Along with this superb narrative are fifteen pages of color plates – including 1941-1942 color photos – and dozens of contemporary B&W photos. The photos are interspersed throughout the book, and accompany a narrative that focuses on the personalities – the pilots and ground crewmen – who made up the Flying Tigers, as well as their oft-reported combat operations.
While the book focuses more on markings than on aerial combat, it does note that in exchange for the loss from all causes of 20 combat pilots, the AVG racked up a confirmed kill rate of 296 Japanese aircraft, including many victories over Ki-43 Oscars (the equal, in speed and maneuverability, to the better-known Zero) flown by some of the premier fighter jocks of the Imperial Japanese Army Air Force. To all causes, the AVG lost about 70 of their 99 original Tomahawks – though more were lost to training accidents than to combat, and most combat losses were either planes bombed on the ground or shot-up Tomahawks that brought their pilots home before being turned into spare-parts bins.
At a time when the Japanese were clearing the sky of Allied planes over Hawaii, the Philippines, Java, Singapore and Western Australia, the relative handful of AVG Tomahawks – and an even smaller contingent of RAF Buffalos and Hurricanes – stood up to the largest aerial armadas to be seen in the Pacific before the start of the great Carrier battles of 1944, and gave better than they got. Much better!
In many cases during the defense of Rangoon, a dozen or so AVG Tomahawks and another dozen RAF fighters – including the often-maligned Buffalos – would rise to fight air fleets of 150, 200 or more Japanese fighters and bombers. While the Allies were too few in number to inflict losses sufficient to deter the Japanese – who seemed to have a near-endless supply of replacements – these AVG and RAF forces inflicted damage all out of proportion to their numbers, and lived to fight another day. And another day. And yet another day – in the case of the AVG, for six long months.
Even if you cut their victory numbers in half – an unjustified move, in my opinion, since so many AVG kills were confirmed by wreckage that fell in Allied territory or into occupied China were loyal partisans eagerly confirmed the victories – the AVG scored in combat at a trade-off rate that wasn’t matched by the Allies until Hellcats and Corsairs took to the skies in overwhelming numbers more than two years later. With vastly superior numbers – and vastly superior combat planes – it’s relatively easy to rack up impressive victory totals. When outnumbered 10-to-1 – or even 20-to-1 – while flying against combat-tested veterans … when flying planes the world considers obsolescent, if not down-right obsolete – survival alone is remarkable. But to score a 5-to-1 victory margin over a confident and skilled enemy at the peak of his strength and power is all but unbelievable.

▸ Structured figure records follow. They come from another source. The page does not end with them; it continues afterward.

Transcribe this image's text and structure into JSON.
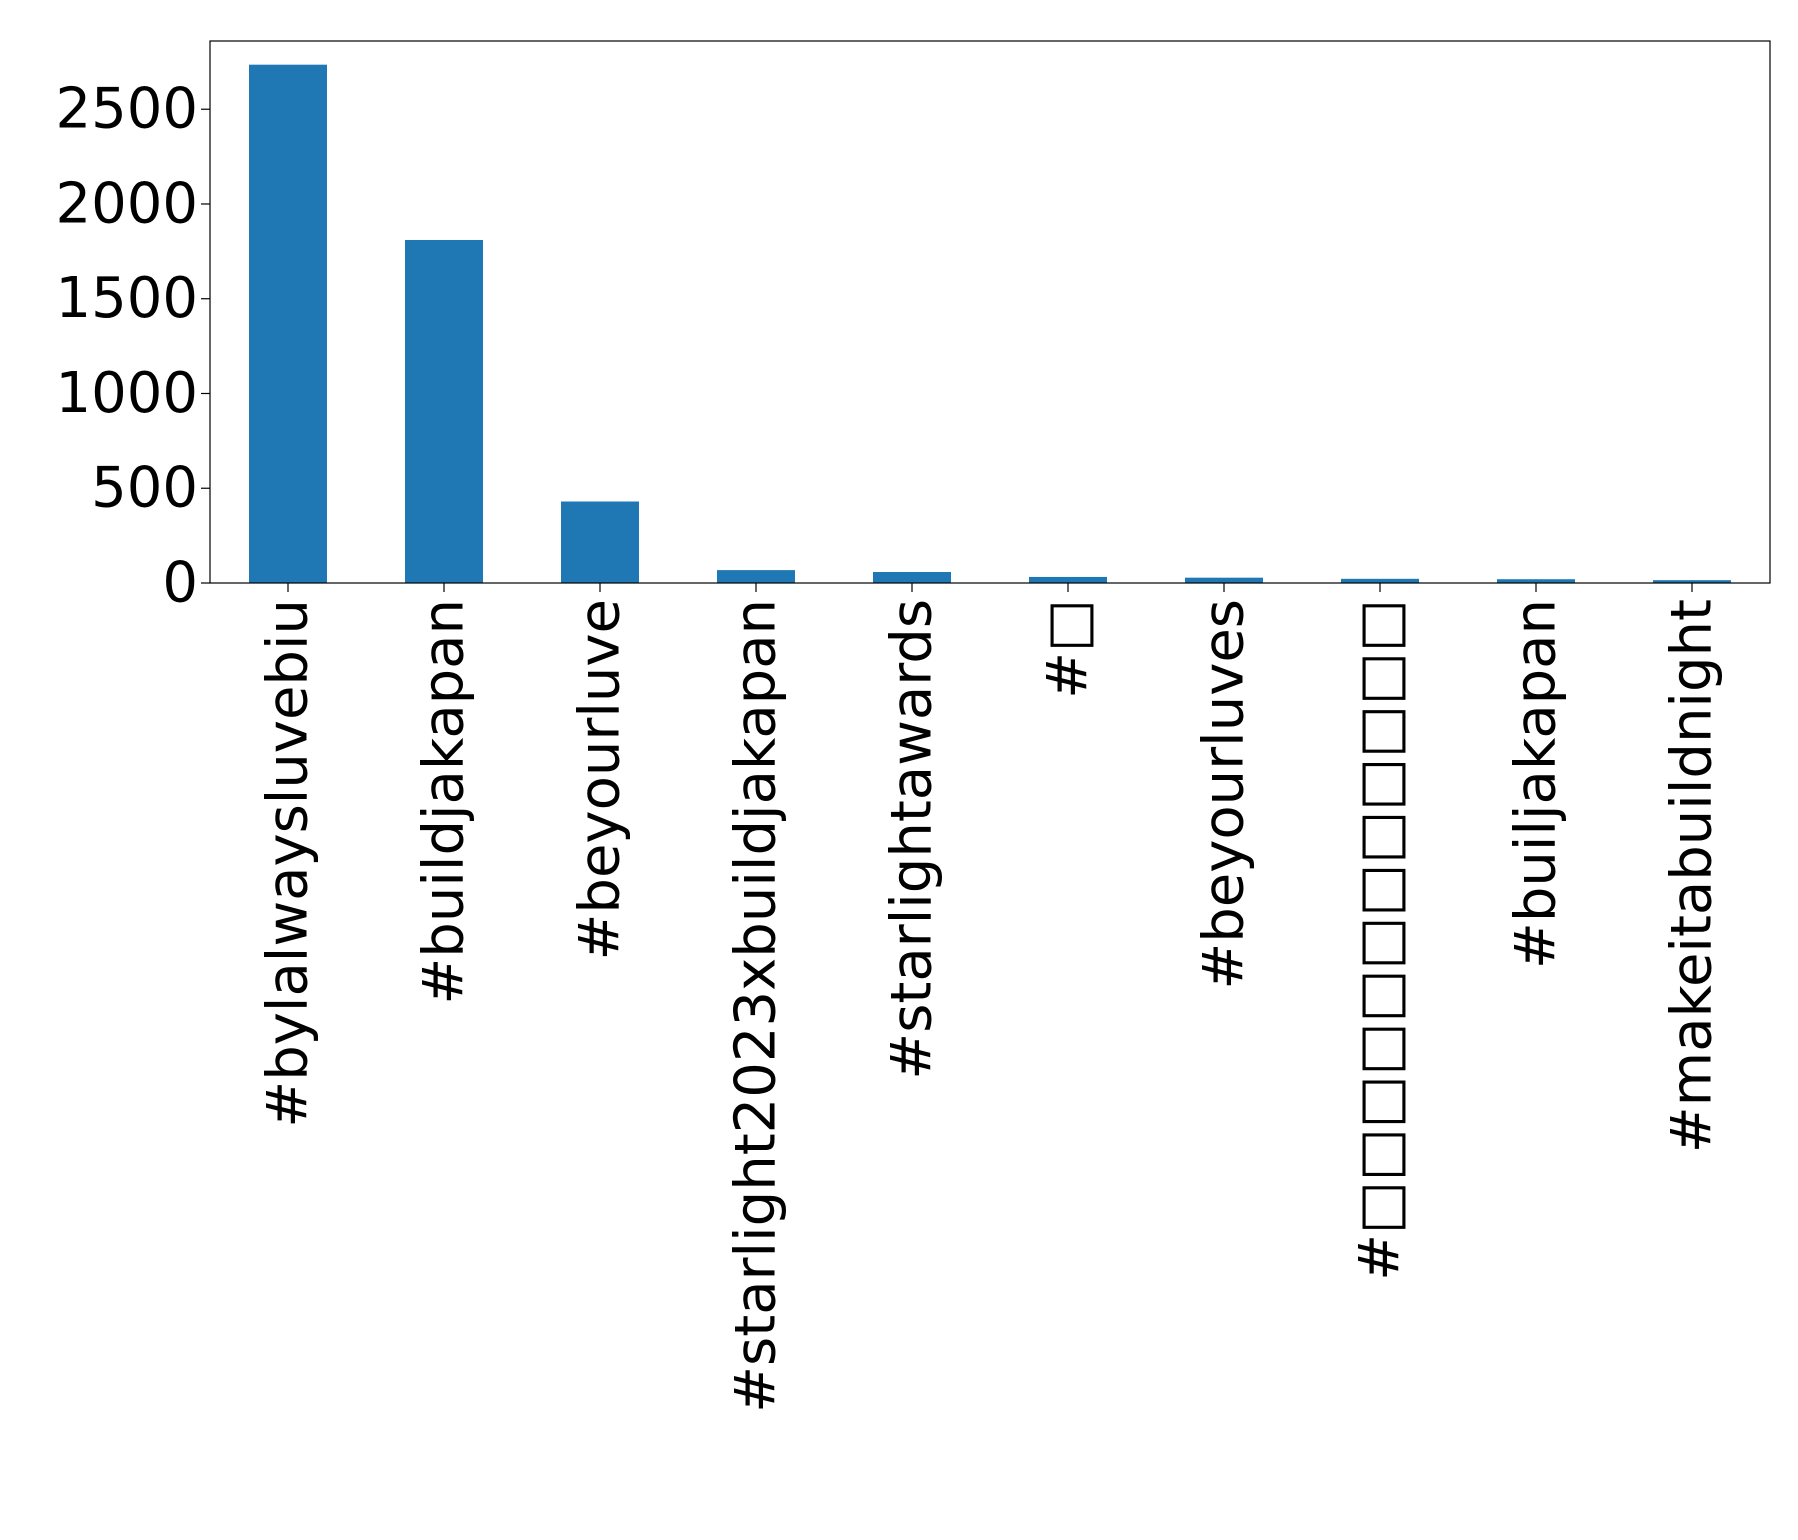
{
  "chart_data": {
    "type": "bar",
    "title": "",
    "xlabel": "",
    "ylabel": "",
    "categories": [
      "#bylalwaysluvebiu",
      "#buildjakapan",
      "#beyourluve",
      "#starlight2023xbuildjakapan",
      "#starlightawards",
      "#□",
      "#beyourluves",
      "#□□□□□□□□□□□□",
      "#builjakapan",
      "#makeitabuildnight"
    ],
    "values": [
      2735,
      1810,
      430,
      68,
      58,
      32,
      28,
      22,
      20,
      15
    ],
    "ylim": [
      0,
      2860
    ],
    "yticks": [
      0,
      500,
      1000,
      1500,
      2000,
      2500
    ],
    "grid": false,
    "legend": "none",
    "colors": {
      "bar": "#1f77b4",
      "axis": "#000000",
      "background": "#ffffff"
    }
  }
}
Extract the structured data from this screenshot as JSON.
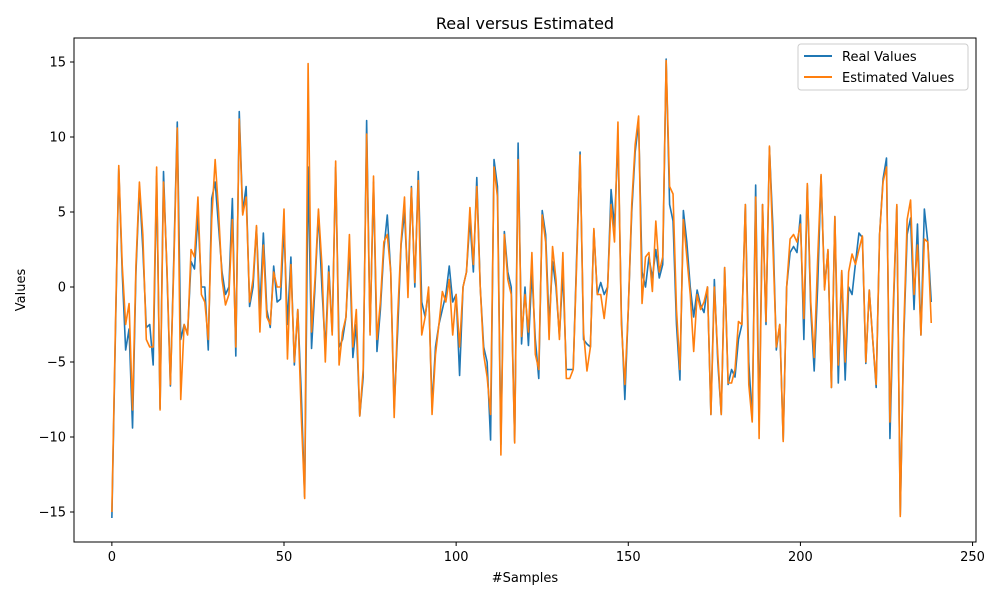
{
  "chart_data": {
    "type": "line",
    "title": "Real versus Estimated",
    "xlabel": "#Samples",
    "ylabel": "Values",
    "xlim": [
      -11,
      251
    ],
    "ylim": [
      -17,
      16.6
    ],
    "xticks": [
      0,
      50,
      100,
      150,
      200,
      250
    ],
    "yticks": [
      -15,
      -10,
      -5,
      0,
      5,
      10,
      15
    ],
    "grid": false,
    "legend_position": "top-right",
    "colors": {
      "real": "#1f77b4",
      "estimated": "#ff7f0e"
    },
    "series": [
      {
        "name": "Real Values",
        "values": [
          -15.4,
          -3.5,
          7.9,
          1.0,
          -4.2,
          -2.8,
          -9.4,
          1.0,
          6.7,
          2.5,
          -2.7,
          -2.5,
          -5.2,
          7.4,
          -8.1,
          7.7,
          1.0,
          -6.6,
          2.0,
          11.0,
          -3.5,
          -2.5,
          -3.1,
          1.7,
          1.2,
          4.8,
          0.0,
          0.0,
          -4.2,
          5.9,
          7.0,
          4.0,
          1.0,
          -0.5,
          0.0,
          5.9,
          -4.6,
          11.7,
          5.0,
          6.7,
          -1.3,
          0.0,
          4.0,
          -1.5,
          3.6,
          -1.5,
          -2.7,
          1.4,
          -1.0,
          -0.8,
          4.0,
          -2.5,
          2.0,
          -5.2,
          -1.5,
          -7.0,
          -14.0,
          8.0,
          -4.1,
          0.0,
          5.0,
          0.0,
          -4.2,
          1.4,
          -3.0,
          8.0,
          -4.0,
          -3.5,
          -2.0,
          2.5,
          -4.7,
          -2.5,
          -8.6,
          -6.0,
          11.1,
          -3.0,
          7.0,
          -4.3,
          -1.5,
          2.5,
          4.8,
          1.0,
          -8.1,
          -3.0,
          2.8,
          5.0,
          0.0,
          6.7,
          0.0,
          7.7,
          -1.0,
          -2.0,
          -0.2,
          -8.0,
          -4.0,
          -2.5,
          -1.5,
          -0.5,
          1.4,
          -1.0,
          -0.5,
          -5.9,
          0.0,
          1.0,
          4.5,
          1.0,
          7.3,
          0.0,
          -4.0,
          -5.0,
          -10.2,
          8.5,
          6.7,
          -10.5,
          3.7,
          1.0,
          0.0,
          -10.3,
          9.6,
          -3.8,
          0.0,
          -3.9,
          1.0,
          -3.5,
          -6.1,
          5.1,
          3.5,
          -2.5,
          1.7,
          0.0,
          -3.3,
          1.0,
          -5.5,
          -5.5,
          -5.5,
          2.0,
          9.0,
          -3.5,
          -3.8,
          -4.0,
          3.8,
          -0.5,
          0.3,
          -0.5,
          0.0,
          6.5,
          4.0,
          10.0,
          -2.0,
          -7.5,
          -1.5,
          5.0,
          9.0,
          11.0,
          1.0,
          0.0,
          2.0,
          0.6,
          2.5,
          0.6,
          1.5,
          15.2,
          5.5,
          4.4,
          -2.5,
          -6.2,
          5.1,
          3.0,
          0.0,
          -2.0,
          -0.2,
          -1.2,
          -1.7,
          0.0,
          -8.5,
          0.5,
          -5.0,
          -8.5,
          1.3,
          -6.5,
          -5.5,
          -6.0,
          -3.5,
          -2.5,
          5.5,
          -5.0,
          -8.9,
          6.8,
          -8.9,
          5.5,
          -2.5,
          9.3,
          4.0,
          -4.2,
          -2.5,
          -10.2,
          0.0,
          2.3,
          2.7,
          2.3,
          4.8,
          -3.5,
          6.8,
          -1.5,
          -5.6,
          0.0,
          7.4,
          0.0,
          2.4,
          -6.7,
          4.7,
          -6.4,
          1.0,
          -6.2,
          0.0,
          -0.5,
          1.6,
          3.6,
          3.3,
          -5.1,
          -0.2,
          -3.5,
          -6.7,
          3.5,
          7.2,
          8.6,
          -10.1,
          -1.5,
          5.4,
          -15.2,
          -3.5,
          3.5,
          4.6,
          -1.5,
          4.2,
          -3.2,
          5.2,
          3.0,
          -1.0
        ]
      },
      {
        "name": "Estimated Values",
        "values": [
          -15.0,
          -3.0,
          8.1,
          1.5,
          -2.5,
          -1.1,
          -8.2,
          1.5,
          7.0,
          3.5,
          -3.5,
          -4.0,
          -4.0,
          8.0,
          -8.2,
          7.0,
          1.3,
          -6.5,
          1.5,
          10.6,
          -7.5,
          -2.5,
          -3.2,
          2.5,
          2.0,
          6.0,
          -0.5,
          -1.0,
          -3.5,
          4.5,
          8.5,
          5.0,
          0.5,
          -1.2,
          -0.5,
          4.5,
          -4.0,
          11.2,
          4.8,
          6.0,
          -1.0,
          0.5,
          4.1,
          -3.0,
          2.8,
          -2.0,
          -2.5,
          1.0,
          0.0,
          0.0,
          5.2,
          -4.8,
          1.5,
          -5.0,
          -1.5,
          -8.5,
          -14.1,
          14.9,
          -3.0,
          0.5,
          5.2,
          1.5,
          -5.0,
          1.0,
          -3.2,
          8.4,
          -5.2,
          -3.0,
          -2.0,
          3.5,
          -4.0,
          -1.5,
          -8.6,
          -5.5,
          10.2,
          -3.2,
          7.4,
          -3.5,
          -1.0,
          3.0,
          3.5,
          1.0,
          -8.7,
          -2.0,
          3.0,
          6.0,
          -0.7,
          6.6,
          0.3,
          7.1,
          -3.2,
          -2.0,
          0.0,
          -8.5,
          -4.5,
          -2.5,
          -0.3,
          -1.0,
          0.5,
          -3.2,
          -0.5,
          -4.0,
          0.0,
          1.0,
          5.3,
          1.5,
          6.7,
          0.0,
          -4.5,
          -6.0,
          -8.5,
          8.0,
          6.0,
          -11.2,
          3.5,
          0.5,
          -0.5,
          -10.4,
          8.5,
          -3.3,
          -0.5,
          -3.0,
          2.3,
          -4.5,
          -5.5,
          4.8,
          3.0,
          -3.5,
          2.7,
          0.5,
          -3.5,
          2.3,
          -6.1,
          -6.1,
          -5.5,
          1.5,
          8.8,
          -3.0,
          -5.6,
          -4.0,
          3.9,
          -0.5,
          -0.5,
          -2.1,
          0.0,
          5.5,
          3.0,
          11.0,
          -2.5,
          -6.5,
          -1.5,
          5.5,
          9.5,
          11.4,
          -1.1,
          2.0,
          2.3,
          -0.3,
          4.4,
          1.0,
          2.0,
          15.1,
          6.7,
          6.2,
          -1.5,
          -5.5,
          4.5,
          2.0,
          -0.5,
          -4.3,
          -0.5,
          -1.5,
          -1.0,
          0.0,
          -8.5,
          0.0,
          -4.5,
          -8.5,
          1.3,
          -6.4,
          -6.4,
          -5.5,
          -2.3,
          -2.5,
          5.5,
          -6.5,
          -9.0,
          6.0,
          -10.1,
          5.5,
          -2.3,
          9.4,
          2.8,
          -4.0,
          -2.5,
          -10.3,
          0.0,
          3.2,
          3.5,
          3.0,
          4.2,
          -2.1,
          6.9,
          -1.0,
          -4.7,
          1.8,
          7.5,
          -0.2,
          2.5,
          -6.7,
          4.7,
          -5.2,
          1.1,
          -5.0,
          1.0,
          2.2,
          1.5,
          2.5,
          3.4,
          -5.0,
          -0.2,
          -3.5,
          -6.5,
          3.5,
          7.0,
          8.0,
          -9.0,
          -1.0,
          5.5,
          -15.3,
          -3.0,
          4.5,
          5.8,
          -0.5,
          2.8,
          -3.2,
          3.2,
          3.0,
          -2.4
        ]
      }
    ]
  }
}
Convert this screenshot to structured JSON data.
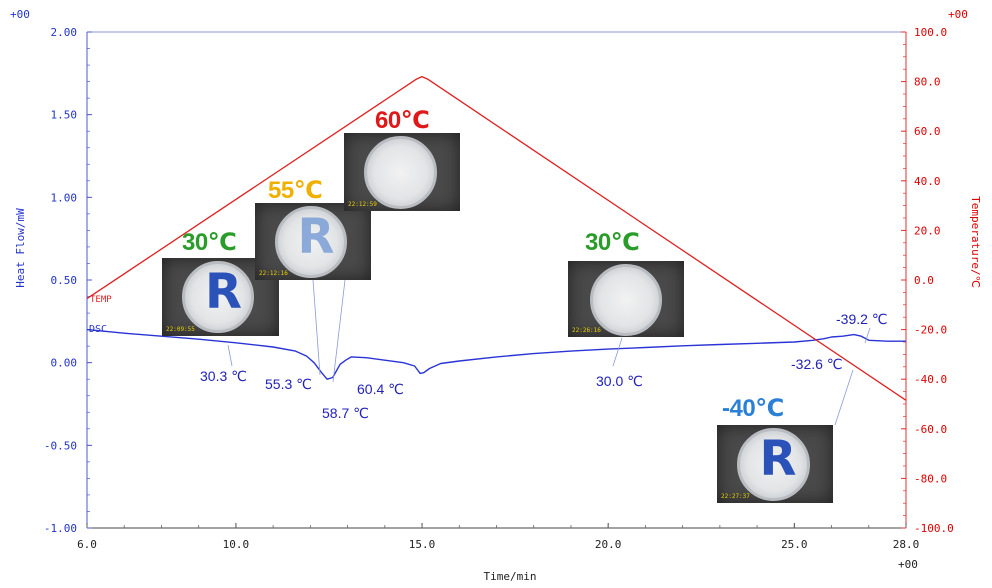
{
  "chart_data": {
    "type": "line",
    "xlabel": "Time/min",
    "ylabel_left": "Heat Flow/mW",
    "ylabel_right": "Temperature/℃",
    "exponent_left_top": "+00",
    "exponent_right_top": "+00",
    "exponent_x": "+00",
    "xlim": [
      6.0,
      28.0
    ],
    "ylim_left": [
      -1.0,
      2.0
    ],
    "ylim_right": [
      -100.0,
      100.0
    ],
    "x_ticks": [
      "6.0",
      "10.0",
      "15.0",
      "20.0",
      "25.0",
      "28.0"
    ],
    "x_tick_values": [
      6.0,
      10.0,
      15.0,
      20.0,
      25.0,
      28.0
    ],
    "y_left_ticks": [
      "2.00",
      "1.50",
      "1.00",
      "0.50",
      "0.00",
      "-0.50",
      "-1.00"
    ],
    "y_left_tick_values": [
      2.0,
      1.5,
      1.0,
      0.5,
      0.0,
      -0.5,
      -1.0
    ],
    "y_right_ticks": [
      "100.0",
      "80.0",
      "60.0",
      "40.0",
      "20.0",
      "0.0",
      "-20.0",
      "-40.0",
      "-60.0",
      "-80.0",
      "-100.0"
    ],
    "y_right_tick_values": [
      100,
      80,
      60,
      40,
      20,
      0,
      -20,
      -40,
      -60,
      -80,
      -100
    ],
    "series": [
      {
        "name": "DSC",
        "axis": "left",
        "color": "#2a34d6",
        "x": [
          6.0,
          7.0,
          8.0,
          9.0,
          10.0,
          11.0,
          11.6,
          11.9,
          12.1,
          12.3,
          12.45,
          12.6,
          12.7,
          12.8,
          12.95,
          13.1,
          13.5,
          14.0,
          14.5,
          14.8,
          14.95,
          15.05,
          15.2,
          15.5,
          16.0,
          17.0,
          18.0,
          19.0,
          20.0,
          21.0,
          22.0,
          23.0,
          24.0,
          25.0,
          25.5,
          25.8,
          26.0,
          26.3,
          26.6,
          26.8,
          27.0,
          27.5,
          28.0
        ],
        "y": [
          0.2,
          0.178,
          0.16,
          0.142,
          0.12,
          0.095,
          0.07,
          0.04,
          0.0,
          -0.06,
          -0.1,
          -0.09,
          -0.05,
          -0.01,
          0.015,
          0.035,
          0.03,
          0.015,
          0.0,
          -0.02,
          -0.065,
          -0.06,
          -0.035,
          -0.005,
          0.01,
          0.035,
          0.055,
          0.07,
          0.082,
          0.092,
          0.102,
          0.11,
          0.117,
          0.125,
          0.135,
          0.145,
          0.155,
          0.16,
          0.17,
          0.16,
          0.135,
          0.13,
          0.13
        ]
      },
      {
        "name": "TEMP",
        "axis": "right",
        "color": "#e02020",
        "x": [
          6.0,
          14.85,
          15.0,
          15.15,
          28.0
        ],
        "y": [
          -7.5,
          81.0,
          82.0,
          81.0,
          -48.5
        ]
      }
    ],
    "annotations": [
      {
        "text": "30.3 ℃",
        "x": 10.0,
        "y": -0.06
      },
      {
        "text": "55.3 ℃",
        "x": 11.9,
        "y": -0.1
      },
      {
        "text": "58.7 ℃",
        "x": 12.45,
        "y": -0.26
      },
      {
        "text": "60.4 ℃",
        "x": 13.3,
        "y": -0.13
      },
      {
        "text": "30.0 ℃",
        "x": 20.3,
        "y": -0.09
      },
      {
        "text": "-32.6 ℃",
        "x": 25.95,
        "y": -0.01
      },
      {
        "text": "-39.2 ℃",
        "x": 26.7,
        "y": 0.27
      }
    ],
    "images": [
      {
        "label": "30℃",
        "label_color": "#2a9c2a",
        "letter": "R",
        "letter_color": "#2b52b8",
        "timestamp": "22:09:55"
      },
      {
        "label": "55℃",
        "label_color": "#f0b000",
        "letter": "R",
        "letter_color": "#7b9fd6",
        "timestamp": "22:12:16"
      },
      {
        "label": "60℃",
        "label_color": "#e01818",
        "letter": "",
        "letter_color": "#ffffff",
        "timestamp": "22:12:59"
      },
      {
        "label": "30℃",
        "label_color": "#2a9c2a",
        "letter": "",
        "letter_color": "#ffffff",
        "timestamp": "22:26:16"
      },
      {
        "label": "-40℃",
        "label_color": "#2a7fd6",
        "letter": "R",
        "letter_color": "#2b52b8",
        "timestamp": "22:27:37"
      }
    ]
  }
}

But, in the case of the AVG, the unbelievable was all in a day’s work.
This detailed, superbly-illustrated 96-page book is pure Osprey, which in this case is a good thing – Osprey has a strong track-record of producing books that add real value to both the amateur historian and the avid modeler. Since I have a particular affinity for modeling early-model P-40s, this book has proven especially interesting and useful – but anybody with an interest in the Flying Tigers or in modeling the Tomahawk will find real value in this book.